В трюм невозможно было войти. Удушливая вонь сбивала с ног. Даже свечи здесь тухли от недостатка свежего воздуха. Больные лежали на полу вповалку. Нары были пусты, потому что качка скидывала всякого, кто решался лечь на них. Измученные, уже равнодушные ко всему тела при каждом движении судна перекатывались по мокрой соломе, устилавшей пол. В этой тьме, в этом смраде невозможно было определить, кто жив, кто мёртв. Мёртвые переваливались через живых, живые через мёртвых, повинуясь неожиданным порывистым толчкам бури. Трупы не убирались по несколько суток — некому было.
Ночи почти не отличались от дней. Перед рассветом на концах искалеченных рей вспыхивали зыбкие тусклые огоньки святого Эльма. Потом на несколько часов море озарялось серым дневным светом, ещё более мучительным, чем ночная тьма. Затем снова наступала ночь, не приносившая ни отдыха, ни надежды.
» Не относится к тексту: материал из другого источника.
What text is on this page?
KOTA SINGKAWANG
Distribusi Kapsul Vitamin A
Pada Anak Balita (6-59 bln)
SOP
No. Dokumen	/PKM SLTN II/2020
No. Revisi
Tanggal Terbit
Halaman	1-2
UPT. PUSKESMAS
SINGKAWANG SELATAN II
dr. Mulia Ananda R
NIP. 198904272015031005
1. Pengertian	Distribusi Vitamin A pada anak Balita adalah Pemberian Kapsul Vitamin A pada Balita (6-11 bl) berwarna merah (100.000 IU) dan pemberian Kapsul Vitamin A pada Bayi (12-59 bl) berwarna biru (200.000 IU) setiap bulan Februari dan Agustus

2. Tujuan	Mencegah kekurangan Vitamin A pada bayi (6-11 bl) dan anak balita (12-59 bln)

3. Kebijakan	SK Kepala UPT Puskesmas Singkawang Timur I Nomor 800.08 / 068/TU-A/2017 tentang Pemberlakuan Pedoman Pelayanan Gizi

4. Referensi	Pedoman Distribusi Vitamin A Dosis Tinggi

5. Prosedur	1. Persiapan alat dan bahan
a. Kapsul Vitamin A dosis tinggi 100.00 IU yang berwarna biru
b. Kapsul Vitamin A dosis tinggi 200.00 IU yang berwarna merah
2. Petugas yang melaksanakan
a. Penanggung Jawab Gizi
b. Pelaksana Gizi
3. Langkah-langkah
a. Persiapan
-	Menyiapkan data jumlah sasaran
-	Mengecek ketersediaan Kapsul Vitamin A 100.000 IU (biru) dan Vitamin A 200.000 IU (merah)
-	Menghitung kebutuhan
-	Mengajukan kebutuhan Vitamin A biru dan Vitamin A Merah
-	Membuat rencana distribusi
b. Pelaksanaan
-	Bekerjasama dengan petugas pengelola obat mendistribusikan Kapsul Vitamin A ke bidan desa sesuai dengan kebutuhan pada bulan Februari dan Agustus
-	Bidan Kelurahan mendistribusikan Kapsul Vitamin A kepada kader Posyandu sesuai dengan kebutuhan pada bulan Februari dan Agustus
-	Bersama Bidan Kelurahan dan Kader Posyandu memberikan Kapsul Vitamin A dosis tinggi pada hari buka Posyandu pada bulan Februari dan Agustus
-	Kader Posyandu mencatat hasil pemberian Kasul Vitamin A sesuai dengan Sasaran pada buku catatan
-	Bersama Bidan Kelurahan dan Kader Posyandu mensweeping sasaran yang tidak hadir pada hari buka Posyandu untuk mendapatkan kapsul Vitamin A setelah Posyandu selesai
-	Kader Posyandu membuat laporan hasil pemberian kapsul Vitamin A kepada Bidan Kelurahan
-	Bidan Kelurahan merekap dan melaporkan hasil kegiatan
Беринг лежал в своей каюте, привязанный к койке ремнями. Уже много дней он ничего не ел, не пил, не говорил. Он был равнодушен ко всему, даже к качке, подымавшей к потолку то его ноги в широких ботфортах, то высокий бледный лоб. Судном управляли Ваксель и Хитров. Впрочем, всё управление сводилось к тому, чтобы плыть по ветру. Больше половины команды лежало в трюме. Здоровые едва двигались от утомления. Ваксель тоже заболел и с трудом бродил по палубе, рискуя каждую минуту быть смытым за борт. Четверо суток дул южный ветер, неся «Петра» на север. Это лишало их последней надежды добраться до Камчатки. В довершение всего кончалась пресная вода. Командой овладела апатия. Все молча покорились своей участи.
Один Штеллер не унимался. Никакая буря не могла сломить его неукротимый характер. Этот человек, по-видимому, обладал действительно исключительным здоровьем — он ел то же, что и все, подвергался тем же невзгодам, но, единственный на всём корабле, был до конца здоров и деятелен. Даже слишком деятелен. Он буйствовал, строил планы, кричал, приказывал, спорил. В его неугомонной голове ежедневно рождались новые проекты спасения. Он шёл к капитану жаловаться на Хитрова и Вакселя. Беринг смотрел на него невидящими глазами, полными боли и усталости, и отворачивался. Тогда он шёл к Вакселю на палубу, в ветер, и излагал ему свои планы до тех пор, пока их не обливала волна. Штеллер в бешенстве бежал к себе в каюту, раздвигал банки с заспиртованными рыбами, садился за стол и строчил яростные доносы и рапорты в сенат. Свеча поминутно тухла, чернила разливались, но это только ещё больше озлобляло его. Он писал о том, что воля Правительствующего сената нарушена, что его, Штеллера, не послушали, когда он советовал остаться на зиму в Америке, что капитан-командор преступно бездействует, что Ваксель изменнически гонит корабль на север, что Софрон Хитров всю воду выпил, потому что сам пьёт вволю, а другим не даёт.
Всё это сохранилось в его уцелевших записках. Эти записки — удивительное свидетельство скверного и неуживчивого характера их автора. Штеллер всех считал виновными, преступными. О Вакселе и Хитрове, которые вели корабль, он на каждой странице пишет, что они «предали и продали», хотя непонятно, что и зачем они могли «предать и продать». Он, безусловно, несправедлив к ним — можно только удивляться, как им в столь страшных обстоятельствах удавалось с таким упорством вести корабль к далёкой Камчатке.
Надо сказать, что в конце октября Ваксель и сам стал думать, что им следует вернуться к американским берегам и там перезимовать. Вместе со Штеллером отправился он к Берингу убеждать его возвратиться в Америку. Они говорили капитан-командору, что бороться с противным ветром больше немыслимо, что в море их погубит цинга, а в Америке есть по крайней мере пресная вода; там можно поправить снасти, отсидеться и весной пуститься снова в плаванье.